Her hands were on her hips, then she actually shook a teacher’s finger at him. She was now standing not two feet from the crowded nurses’ counter, surrounded by techs, doctors, nurses, and there was an orderly standing in the doorway of a room, holding a bedpan. No one was moving, every eye on them. Craig Swanson stood behind her, and the bastard was smirking.

Time stopped.

She took one step toward him, drew up, shook her finger at him again. “How dare you say you’re sorry, that it shouldn’t have happened, that it was a mistake, and then you bolt?” She shook her finger again at him and yelled, “Bad dog!”

The silence was deafening.

No, she hadn’t said that, she couldn’t have. He cleared his throat. “Bad dog? I’m a bad dog?”

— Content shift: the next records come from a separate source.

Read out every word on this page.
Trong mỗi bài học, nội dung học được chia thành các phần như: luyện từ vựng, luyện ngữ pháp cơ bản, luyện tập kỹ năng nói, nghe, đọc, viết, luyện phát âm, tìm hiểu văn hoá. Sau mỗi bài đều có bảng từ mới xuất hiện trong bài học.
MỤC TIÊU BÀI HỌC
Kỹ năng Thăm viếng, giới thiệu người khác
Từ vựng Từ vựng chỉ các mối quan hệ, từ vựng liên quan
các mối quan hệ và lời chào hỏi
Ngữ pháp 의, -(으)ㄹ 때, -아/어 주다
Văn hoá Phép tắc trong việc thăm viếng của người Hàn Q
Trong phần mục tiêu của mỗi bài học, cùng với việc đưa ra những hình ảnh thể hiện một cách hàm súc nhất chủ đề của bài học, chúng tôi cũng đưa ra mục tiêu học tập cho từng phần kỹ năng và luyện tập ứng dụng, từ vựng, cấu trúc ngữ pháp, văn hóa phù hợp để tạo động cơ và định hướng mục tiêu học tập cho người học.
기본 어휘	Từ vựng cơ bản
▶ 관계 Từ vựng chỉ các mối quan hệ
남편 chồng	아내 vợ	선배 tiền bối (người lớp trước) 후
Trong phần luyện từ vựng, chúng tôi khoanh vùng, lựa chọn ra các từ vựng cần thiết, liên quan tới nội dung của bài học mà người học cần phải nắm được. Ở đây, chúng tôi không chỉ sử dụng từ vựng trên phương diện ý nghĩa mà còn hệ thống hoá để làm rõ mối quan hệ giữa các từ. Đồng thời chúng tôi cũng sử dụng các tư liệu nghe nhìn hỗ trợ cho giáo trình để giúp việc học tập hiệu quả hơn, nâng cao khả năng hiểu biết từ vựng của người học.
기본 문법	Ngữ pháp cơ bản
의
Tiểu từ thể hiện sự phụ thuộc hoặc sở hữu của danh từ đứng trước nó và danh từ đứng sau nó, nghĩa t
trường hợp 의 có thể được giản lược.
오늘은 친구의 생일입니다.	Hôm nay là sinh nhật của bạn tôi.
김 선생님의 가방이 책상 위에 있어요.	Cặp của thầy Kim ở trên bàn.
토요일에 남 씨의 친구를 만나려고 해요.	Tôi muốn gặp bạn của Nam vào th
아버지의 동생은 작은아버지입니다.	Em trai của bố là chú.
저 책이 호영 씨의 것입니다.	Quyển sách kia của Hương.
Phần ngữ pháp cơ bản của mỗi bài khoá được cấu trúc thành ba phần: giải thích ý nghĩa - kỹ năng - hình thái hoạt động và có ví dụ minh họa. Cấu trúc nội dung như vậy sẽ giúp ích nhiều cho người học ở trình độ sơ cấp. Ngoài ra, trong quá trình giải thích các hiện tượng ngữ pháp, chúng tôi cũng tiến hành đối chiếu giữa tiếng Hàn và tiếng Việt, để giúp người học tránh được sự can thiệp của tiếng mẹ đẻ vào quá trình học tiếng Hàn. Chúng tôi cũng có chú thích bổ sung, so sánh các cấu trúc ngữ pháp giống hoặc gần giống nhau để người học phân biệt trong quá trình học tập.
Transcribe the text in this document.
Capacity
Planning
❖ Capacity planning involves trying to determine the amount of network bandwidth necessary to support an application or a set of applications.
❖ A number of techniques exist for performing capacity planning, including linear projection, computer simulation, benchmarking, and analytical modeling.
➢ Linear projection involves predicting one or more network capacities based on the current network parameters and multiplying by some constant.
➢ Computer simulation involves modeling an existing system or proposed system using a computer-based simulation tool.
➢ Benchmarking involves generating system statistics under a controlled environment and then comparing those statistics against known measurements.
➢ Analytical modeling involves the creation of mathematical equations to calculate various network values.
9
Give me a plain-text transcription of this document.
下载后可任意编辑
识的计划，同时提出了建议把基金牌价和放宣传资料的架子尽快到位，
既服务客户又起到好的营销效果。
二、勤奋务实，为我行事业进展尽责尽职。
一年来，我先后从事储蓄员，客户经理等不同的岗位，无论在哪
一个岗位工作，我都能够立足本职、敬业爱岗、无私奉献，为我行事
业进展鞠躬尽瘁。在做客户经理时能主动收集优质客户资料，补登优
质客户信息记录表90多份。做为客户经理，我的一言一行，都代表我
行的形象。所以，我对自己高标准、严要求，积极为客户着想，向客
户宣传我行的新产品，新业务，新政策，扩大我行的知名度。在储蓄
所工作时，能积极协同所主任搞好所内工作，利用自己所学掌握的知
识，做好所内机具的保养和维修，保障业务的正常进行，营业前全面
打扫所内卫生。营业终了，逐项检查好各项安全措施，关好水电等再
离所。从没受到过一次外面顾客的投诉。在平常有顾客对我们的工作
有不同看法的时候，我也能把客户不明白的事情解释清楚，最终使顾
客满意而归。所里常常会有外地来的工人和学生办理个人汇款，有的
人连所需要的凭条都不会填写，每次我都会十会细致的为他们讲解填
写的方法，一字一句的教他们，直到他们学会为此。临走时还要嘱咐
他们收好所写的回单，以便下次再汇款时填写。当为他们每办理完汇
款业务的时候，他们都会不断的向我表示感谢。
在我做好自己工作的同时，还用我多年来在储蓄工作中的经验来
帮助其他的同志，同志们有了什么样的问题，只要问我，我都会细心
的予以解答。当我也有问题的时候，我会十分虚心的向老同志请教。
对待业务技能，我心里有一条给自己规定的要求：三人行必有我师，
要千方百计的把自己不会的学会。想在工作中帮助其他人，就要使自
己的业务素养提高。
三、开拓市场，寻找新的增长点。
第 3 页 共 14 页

“You’re worse than a bad dog, but that’s not the point. Now you’re all sorry you smashed me against the wall? Sorry you had your hands all over me? You regret turning into a wild man? You want to talk? Talk? Well, forget that, Special Agent Drummond, because that will not happen. I will never talk about this, do you hear me? I will pull my own tonsils out through my ears if I’m ever even tempted to talk about this. Do you understand me?”